Ratificando o norte hermenêutico, a colenda Suprema Corte (Pleno, j. 11.11.2021), externou que “compete à União promover a defesa permanente contra as calamidades públicas, impondo-lhe atuar como ente central de planejamento e coordenação em situação de emergência sanitária, ‘(…) inclusive no tocante ao financiamento e apoio logístico aos órgãos regionais e locais de saúde pública’ (ADPF 672, Rel. Min. Alexandre de Moraes, Plenário)”.
Ora, a gravidade aguda da tragédia impõe a adoção de medidas urgentes e inadiáveis. Sem cortinas, a estrutura logística do Rio Grande do Sul está ostensivamente destruída; não se trata apenas da explosão do custo de transporte e distribuição de mercadorias, mas também impedimento de acesso a matérias primas e insumos com consequente paralisação da produção.

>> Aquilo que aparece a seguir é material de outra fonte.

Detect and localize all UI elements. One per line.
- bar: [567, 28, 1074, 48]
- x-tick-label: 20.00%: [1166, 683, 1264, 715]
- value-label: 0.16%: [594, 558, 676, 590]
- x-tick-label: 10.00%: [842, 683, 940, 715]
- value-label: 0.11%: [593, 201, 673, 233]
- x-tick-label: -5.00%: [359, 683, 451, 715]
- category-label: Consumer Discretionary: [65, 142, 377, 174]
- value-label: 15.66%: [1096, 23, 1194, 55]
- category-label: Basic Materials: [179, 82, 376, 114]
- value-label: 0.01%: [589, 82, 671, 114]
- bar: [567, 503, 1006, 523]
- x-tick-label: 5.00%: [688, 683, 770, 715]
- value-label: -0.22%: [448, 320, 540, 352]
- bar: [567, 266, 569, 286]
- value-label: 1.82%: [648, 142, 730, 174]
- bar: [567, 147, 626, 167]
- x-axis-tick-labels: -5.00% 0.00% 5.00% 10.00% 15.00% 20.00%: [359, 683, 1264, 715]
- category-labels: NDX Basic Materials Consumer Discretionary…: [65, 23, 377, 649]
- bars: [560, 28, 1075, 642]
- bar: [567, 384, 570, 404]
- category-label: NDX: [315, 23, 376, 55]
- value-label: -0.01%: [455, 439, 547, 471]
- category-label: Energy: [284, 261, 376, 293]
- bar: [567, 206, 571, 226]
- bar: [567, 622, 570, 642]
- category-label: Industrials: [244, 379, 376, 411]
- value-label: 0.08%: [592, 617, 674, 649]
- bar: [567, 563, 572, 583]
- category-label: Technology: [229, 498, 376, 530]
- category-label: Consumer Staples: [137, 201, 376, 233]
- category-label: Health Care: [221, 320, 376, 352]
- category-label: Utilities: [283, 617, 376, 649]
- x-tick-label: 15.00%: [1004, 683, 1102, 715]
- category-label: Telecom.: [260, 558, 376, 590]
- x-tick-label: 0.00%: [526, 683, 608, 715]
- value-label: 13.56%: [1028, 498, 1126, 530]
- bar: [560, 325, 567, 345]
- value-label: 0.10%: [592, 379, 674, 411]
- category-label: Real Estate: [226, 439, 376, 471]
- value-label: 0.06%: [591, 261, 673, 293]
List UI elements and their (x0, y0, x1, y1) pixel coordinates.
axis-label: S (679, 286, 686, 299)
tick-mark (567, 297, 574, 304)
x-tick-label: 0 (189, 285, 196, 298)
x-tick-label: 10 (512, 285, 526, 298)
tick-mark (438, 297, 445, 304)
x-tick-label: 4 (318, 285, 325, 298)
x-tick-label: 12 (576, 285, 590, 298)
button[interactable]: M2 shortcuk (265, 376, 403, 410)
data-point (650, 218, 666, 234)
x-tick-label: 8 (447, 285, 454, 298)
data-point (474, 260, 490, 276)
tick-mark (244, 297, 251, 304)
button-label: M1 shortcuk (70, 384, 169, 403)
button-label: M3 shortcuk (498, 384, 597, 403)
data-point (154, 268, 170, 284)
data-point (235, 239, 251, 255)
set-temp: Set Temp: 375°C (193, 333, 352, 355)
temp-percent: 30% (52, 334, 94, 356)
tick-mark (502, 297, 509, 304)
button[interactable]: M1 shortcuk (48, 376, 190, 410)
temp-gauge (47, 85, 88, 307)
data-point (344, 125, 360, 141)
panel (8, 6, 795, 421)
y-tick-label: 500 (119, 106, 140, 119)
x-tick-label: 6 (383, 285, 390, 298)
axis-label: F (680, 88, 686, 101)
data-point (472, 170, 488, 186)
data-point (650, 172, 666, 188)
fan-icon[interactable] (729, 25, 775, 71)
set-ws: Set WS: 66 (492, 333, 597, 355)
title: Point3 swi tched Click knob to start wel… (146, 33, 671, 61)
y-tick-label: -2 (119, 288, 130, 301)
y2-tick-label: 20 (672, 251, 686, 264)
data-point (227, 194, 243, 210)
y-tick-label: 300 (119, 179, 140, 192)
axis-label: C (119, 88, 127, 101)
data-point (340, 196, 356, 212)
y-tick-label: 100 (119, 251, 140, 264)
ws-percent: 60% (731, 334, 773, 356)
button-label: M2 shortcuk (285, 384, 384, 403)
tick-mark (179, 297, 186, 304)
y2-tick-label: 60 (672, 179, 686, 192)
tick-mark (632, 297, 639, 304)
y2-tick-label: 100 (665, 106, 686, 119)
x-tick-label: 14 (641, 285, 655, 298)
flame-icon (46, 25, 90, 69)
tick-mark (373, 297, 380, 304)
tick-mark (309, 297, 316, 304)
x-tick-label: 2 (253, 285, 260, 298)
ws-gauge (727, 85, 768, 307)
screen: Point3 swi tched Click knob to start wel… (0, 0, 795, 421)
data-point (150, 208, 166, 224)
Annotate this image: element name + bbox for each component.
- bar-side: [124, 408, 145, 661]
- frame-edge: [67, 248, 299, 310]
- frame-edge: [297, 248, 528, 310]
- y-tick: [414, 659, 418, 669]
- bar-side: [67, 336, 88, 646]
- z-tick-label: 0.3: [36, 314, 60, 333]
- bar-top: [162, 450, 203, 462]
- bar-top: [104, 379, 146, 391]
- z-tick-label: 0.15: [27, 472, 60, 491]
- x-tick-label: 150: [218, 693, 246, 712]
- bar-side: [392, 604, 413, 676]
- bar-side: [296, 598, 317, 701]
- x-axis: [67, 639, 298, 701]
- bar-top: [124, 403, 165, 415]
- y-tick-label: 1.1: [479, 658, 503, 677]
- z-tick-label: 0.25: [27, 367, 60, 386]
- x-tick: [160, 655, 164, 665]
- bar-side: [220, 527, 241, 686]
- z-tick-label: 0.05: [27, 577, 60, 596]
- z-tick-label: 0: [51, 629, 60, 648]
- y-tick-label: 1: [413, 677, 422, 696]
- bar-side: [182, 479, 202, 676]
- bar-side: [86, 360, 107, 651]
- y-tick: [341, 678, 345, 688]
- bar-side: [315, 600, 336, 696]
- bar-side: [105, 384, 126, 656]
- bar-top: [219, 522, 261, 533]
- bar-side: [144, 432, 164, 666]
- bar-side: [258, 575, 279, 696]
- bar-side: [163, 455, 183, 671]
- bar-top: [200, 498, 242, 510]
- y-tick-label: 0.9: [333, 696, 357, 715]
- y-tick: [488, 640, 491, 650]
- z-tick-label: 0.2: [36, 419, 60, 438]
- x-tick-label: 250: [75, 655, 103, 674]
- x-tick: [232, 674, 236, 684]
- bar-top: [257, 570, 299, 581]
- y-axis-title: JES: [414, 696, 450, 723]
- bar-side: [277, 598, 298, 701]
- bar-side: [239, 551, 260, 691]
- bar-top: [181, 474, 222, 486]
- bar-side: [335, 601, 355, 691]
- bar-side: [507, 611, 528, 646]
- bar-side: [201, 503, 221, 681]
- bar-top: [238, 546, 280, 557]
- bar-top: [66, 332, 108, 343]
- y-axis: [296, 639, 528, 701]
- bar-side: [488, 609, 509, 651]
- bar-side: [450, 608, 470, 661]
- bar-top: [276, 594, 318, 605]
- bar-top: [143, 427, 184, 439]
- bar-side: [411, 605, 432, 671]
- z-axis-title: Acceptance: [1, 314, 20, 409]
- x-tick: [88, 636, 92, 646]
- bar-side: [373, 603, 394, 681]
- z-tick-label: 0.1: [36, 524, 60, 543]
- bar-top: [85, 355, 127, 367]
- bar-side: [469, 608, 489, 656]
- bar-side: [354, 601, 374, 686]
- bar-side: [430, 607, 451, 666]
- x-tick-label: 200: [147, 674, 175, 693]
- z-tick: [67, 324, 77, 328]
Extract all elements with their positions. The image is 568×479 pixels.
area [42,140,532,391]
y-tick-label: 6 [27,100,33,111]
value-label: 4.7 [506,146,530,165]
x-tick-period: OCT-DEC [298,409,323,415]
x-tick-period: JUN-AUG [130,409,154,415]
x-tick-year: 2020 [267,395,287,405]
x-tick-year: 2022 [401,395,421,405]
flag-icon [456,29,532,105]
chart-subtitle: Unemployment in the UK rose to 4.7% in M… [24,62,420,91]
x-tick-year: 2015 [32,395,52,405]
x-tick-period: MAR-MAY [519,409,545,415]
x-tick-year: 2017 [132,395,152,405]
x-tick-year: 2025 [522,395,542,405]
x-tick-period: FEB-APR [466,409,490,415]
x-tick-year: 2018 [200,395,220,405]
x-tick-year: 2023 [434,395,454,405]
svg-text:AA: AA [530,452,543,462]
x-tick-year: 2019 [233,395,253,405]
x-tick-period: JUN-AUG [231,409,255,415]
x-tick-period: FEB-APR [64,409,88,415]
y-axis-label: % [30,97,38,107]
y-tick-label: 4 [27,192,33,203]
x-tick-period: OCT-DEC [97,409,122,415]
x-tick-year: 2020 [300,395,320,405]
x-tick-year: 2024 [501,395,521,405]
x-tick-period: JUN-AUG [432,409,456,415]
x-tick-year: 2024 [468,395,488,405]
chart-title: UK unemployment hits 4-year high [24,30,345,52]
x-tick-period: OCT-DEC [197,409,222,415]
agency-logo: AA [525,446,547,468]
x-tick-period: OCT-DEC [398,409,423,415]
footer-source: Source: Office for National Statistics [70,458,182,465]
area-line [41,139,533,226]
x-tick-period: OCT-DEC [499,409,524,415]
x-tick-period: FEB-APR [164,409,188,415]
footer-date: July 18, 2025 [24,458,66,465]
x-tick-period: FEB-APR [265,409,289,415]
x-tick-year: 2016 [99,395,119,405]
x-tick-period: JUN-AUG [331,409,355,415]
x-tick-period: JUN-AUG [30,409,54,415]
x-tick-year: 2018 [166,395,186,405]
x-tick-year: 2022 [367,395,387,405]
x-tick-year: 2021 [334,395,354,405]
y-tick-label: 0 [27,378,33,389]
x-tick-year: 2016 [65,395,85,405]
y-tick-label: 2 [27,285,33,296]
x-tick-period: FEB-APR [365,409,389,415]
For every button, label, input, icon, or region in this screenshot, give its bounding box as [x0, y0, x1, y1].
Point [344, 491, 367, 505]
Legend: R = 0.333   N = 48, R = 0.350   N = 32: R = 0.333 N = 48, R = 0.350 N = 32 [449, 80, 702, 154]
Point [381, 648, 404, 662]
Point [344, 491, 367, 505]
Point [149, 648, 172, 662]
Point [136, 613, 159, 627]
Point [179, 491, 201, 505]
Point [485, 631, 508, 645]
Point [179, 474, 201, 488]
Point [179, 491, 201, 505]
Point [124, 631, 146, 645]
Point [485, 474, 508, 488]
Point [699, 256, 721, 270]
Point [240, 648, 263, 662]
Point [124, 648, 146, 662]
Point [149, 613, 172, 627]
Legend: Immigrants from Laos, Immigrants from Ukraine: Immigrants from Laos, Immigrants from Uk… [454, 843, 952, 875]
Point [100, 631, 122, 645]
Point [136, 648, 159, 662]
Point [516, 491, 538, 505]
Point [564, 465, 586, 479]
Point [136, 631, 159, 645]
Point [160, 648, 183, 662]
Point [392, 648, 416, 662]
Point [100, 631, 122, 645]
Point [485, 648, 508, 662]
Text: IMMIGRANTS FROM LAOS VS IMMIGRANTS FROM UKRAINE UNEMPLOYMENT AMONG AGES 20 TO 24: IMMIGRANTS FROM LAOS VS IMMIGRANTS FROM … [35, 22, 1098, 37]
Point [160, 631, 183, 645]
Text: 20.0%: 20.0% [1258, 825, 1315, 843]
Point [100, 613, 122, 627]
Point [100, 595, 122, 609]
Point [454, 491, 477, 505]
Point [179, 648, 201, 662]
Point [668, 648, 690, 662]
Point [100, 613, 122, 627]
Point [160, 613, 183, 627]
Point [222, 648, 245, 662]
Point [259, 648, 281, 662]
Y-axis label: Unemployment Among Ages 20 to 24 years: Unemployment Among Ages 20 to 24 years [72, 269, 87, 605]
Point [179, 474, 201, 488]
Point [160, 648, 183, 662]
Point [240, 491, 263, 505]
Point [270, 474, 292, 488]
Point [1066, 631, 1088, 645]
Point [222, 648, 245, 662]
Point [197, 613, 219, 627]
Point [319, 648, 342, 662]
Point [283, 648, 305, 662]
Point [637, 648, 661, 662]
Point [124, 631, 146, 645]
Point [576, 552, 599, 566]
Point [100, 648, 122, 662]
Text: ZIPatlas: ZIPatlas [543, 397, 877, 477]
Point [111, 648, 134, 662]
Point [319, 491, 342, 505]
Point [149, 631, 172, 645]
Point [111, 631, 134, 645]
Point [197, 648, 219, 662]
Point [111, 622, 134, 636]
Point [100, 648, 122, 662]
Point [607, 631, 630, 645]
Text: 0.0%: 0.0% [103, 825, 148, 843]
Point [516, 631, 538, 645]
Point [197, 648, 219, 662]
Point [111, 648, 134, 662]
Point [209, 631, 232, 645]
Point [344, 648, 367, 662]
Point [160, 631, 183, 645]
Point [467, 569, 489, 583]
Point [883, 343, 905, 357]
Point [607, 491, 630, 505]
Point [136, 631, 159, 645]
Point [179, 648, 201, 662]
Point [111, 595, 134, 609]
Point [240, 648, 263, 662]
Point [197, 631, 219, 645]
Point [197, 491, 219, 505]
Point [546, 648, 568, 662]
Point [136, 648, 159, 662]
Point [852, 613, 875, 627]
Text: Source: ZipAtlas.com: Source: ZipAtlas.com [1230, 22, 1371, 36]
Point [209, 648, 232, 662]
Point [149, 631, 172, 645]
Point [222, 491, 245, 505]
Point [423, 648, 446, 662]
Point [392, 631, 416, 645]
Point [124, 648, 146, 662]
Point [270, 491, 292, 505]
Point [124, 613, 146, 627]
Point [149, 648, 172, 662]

A economia do RS sairá estraçalhada como um todo. Um sem número de micro e pequenas empresas estão acabadas e fecharão suas portas. Milhares de pessoas voltarão para suas casas e sentirão a amargura de ver tudo que tinham levado ou destruído pela força das águas. A insatisfação social será crescente; a violência e a criminalidade eclodirão nas trevas do caos; se nada for feito, o aumento da pobreza será epidêmico, profundo e de longa duração. Portanto, é preciso agir, agora! Palavras, decididamente, não bastam.
Em seu histórico discurso de despedida do Senado, a sabedoria de Paulo Brossard – homem público modelar que jamais faltou ao Rio Grande – sinalizou o norte do futuro: “não é possível continuar dividindo o Brasil entre afortunados e os malvistos e os malquistos, e especialmente, partindo do fato de que estamos nós em uma situação de tamanha delicadeza, que é preciso conjugar esforços, e esforços que haverão de hercúleos para que este país continue a ser uma terra de liberdade e de tolerância recíproca”. Nos campos, nas coxilhas, nas querências e no céu da nossa terra, o caminho é um só: a indisputável união e a capacidade de somar esforços em prol de ações virtuosas.
Mas será que temos políticos para tanto?